By comparison, Cammarelle seemed relatively passive, happy to counter-punch his way to a 9-5 win over the Colombian Oscar Rivas.

Yet Price is candid enough about his real opponent this side of the huge Zhang. It is not the underwhelming Italian but the sometimes awe-inspiring thought of walking in the steps of so many legends.

Olympic heavyweight champion in an often devalued boxing world, and where the amateur is besieged every four years by judging that is not only bizarre but is distorting the way men fight, it is a title that still rings out and, as the Sydney 2000 champion Harrison discovered, a certain commercial value.

Harrison was paid more than £1m worth of licence-payers' money by the BBC. After that embarrassment Price is unlikely to be overwhelmed by such largesse, and certainly not by the corporation, but he is surely aware that a final against Zhang would catapult him into astonishing exposure for a fighter who up until these past few weeks had appeared to suffer from a killing tendency towards the tentative.

Can he go all the way? Second time around, Cammarelle should be negotiated, certainly if Price can reinvent the power and the self-belief that have carried him to a new level of authority. It flashed into life again last night even though he was was prepared to admit that an old tension had been gripping hold of him on the way to the ring.

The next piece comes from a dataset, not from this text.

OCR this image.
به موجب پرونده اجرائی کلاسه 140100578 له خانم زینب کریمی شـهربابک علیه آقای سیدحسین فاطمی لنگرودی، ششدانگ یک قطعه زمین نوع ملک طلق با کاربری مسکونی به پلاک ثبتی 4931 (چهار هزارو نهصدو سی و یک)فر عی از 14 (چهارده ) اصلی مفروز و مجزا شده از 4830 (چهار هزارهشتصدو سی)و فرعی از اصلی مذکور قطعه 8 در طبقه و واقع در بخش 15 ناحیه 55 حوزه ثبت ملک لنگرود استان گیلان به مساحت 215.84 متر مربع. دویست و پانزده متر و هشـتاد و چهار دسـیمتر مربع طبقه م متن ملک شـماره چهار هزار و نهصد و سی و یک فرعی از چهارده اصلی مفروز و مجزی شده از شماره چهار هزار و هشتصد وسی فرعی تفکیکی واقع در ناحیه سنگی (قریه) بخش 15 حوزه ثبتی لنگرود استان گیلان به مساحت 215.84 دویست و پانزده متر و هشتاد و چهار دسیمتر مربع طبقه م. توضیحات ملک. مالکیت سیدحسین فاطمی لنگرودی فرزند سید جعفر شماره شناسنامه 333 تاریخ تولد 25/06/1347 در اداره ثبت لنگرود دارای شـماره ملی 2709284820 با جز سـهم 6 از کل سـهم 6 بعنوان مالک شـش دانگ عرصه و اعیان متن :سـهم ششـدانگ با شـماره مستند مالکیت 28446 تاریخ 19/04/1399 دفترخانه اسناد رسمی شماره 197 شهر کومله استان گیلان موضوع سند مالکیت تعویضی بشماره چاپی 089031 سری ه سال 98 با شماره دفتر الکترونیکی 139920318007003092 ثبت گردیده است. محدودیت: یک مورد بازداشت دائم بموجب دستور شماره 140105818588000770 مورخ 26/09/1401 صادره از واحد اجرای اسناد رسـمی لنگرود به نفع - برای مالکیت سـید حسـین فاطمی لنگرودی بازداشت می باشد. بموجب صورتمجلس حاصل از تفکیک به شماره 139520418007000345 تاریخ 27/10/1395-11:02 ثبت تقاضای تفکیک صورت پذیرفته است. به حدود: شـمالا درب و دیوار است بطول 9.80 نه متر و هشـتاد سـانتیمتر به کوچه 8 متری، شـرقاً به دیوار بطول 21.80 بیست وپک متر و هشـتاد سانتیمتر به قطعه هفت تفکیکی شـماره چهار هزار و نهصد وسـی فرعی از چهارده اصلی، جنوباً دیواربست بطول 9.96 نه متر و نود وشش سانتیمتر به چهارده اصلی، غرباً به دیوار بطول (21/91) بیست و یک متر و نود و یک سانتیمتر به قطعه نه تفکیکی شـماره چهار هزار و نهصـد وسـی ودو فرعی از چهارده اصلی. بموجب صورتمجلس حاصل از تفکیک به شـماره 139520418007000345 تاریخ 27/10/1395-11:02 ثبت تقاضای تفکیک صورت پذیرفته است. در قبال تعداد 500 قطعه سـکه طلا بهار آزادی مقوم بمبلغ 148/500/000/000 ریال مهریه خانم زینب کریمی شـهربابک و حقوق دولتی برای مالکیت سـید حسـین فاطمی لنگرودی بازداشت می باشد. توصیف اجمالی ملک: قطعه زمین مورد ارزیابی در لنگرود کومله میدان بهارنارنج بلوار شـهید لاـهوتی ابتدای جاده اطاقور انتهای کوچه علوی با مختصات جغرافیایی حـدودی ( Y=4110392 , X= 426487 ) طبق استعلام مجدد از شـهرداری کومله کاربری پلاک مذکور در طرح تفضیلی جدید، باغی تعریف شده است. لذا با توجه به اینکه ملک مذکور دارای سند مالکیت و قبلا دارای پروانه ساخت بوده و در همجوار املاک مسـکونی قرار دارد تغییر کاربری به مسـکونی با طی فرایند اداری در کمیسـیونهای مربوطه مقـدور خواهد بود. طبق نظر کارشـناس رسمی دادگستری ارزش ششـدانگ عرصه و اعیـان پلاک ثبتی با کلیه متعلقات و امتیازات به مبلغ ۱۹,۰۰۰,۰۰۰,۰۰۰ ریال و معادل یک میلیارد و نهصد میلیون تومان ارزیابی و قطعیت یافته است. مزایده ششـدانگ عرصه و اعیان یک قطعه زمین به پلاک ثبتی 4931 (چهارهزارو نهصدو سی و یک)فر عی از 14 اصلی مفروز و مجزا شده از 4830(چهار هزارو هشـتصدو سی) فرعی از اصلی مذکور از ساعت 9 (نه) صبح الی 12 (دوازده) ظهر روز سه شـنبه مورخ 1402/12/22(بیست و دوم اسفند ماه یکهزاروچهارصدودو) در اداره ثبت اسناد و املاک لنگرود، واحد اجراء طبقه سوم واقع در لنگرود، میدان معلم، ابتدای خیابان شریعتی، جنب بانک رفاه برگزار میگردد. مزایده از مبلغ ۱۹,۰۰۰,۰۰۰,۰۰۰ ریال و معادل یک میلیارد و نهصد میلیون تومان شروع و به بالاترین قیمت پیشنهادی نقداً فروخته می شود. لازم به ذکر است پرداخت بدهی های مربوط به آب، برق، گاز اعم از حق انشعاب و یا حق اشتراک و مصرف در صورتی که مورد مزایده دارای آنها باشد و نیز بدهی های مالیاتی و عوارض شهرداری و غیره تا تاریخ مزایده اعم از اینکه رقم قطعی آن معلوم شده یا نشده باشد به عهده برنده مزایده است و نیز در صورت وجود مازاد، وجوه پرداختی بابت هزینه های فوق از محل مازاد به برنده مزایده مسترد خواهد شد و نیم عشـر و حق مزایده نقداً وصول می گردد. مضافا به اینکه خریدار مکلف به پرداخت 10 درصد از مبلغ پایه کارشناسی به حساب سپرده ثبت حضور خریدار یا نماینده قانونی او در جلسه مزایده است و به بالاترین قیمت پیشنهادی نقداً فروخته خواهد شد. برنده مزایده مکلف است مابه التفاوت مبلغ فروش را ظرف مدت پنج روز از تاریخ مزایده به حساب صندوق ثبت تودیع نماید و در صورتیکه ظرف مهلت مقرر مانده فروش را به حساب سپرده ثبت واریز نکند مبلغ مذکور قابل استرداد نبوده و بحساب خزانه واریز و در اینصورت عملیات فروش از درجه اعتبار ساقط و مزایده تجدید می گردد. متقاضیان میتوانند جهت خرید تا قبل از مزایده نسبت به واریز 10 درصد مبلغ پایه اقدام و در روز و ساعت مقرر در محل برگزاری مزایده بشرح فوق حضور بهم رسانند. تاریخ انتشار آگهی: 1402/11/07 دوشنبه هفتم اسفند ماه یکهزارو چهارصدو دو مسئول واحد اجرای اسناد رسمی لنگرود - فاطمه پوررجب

"I saw the medals tally up on a notice board at the GB headquarters and it made me even more determined to add to it. The trouble comes in your mind when you think about what it means to you and the people around you."

As one spur, he can presume that whatever pressure he feels if he makes it to the final, it will be nothing against the man in the other corner if it happens to be Zhang. Another southpaw counter-puncher, he showed some sleek touches in beating the tough but uninspired Ruslan Myrsatayev from Kazakhstan by the comfortable margin of 12-2. He also admitted that some of his ringside theatrically came directly from Ali: "He is my idol and I want to be as much like him as I can." As work projects go, some might feel that renovating the Great Wall of China would be roughly on a par but Zhang is certainly not without self-belief.

Price, on the other hand, makes no secret of the fact that he is travelling into unknown terrain.

"What I'm telling myself now," he says, "is that I'm not facing an Olympic semi-final. It's just another semi-final in some routine championship."

Of course he can tell himself that a thousand times but always with the risk that he will think of some of the names who have won the title that now beckons so hard.

For reassurance, though, he need only review his most recent form. Whatever weight he carried into the ring here last night, it didn't stop him going forward. He got on top of his own doubts and fears. It is the first task that faces any champion, and so far David Price has no reason to believe that he has stumbled too inappropriately amid the gods of the ring.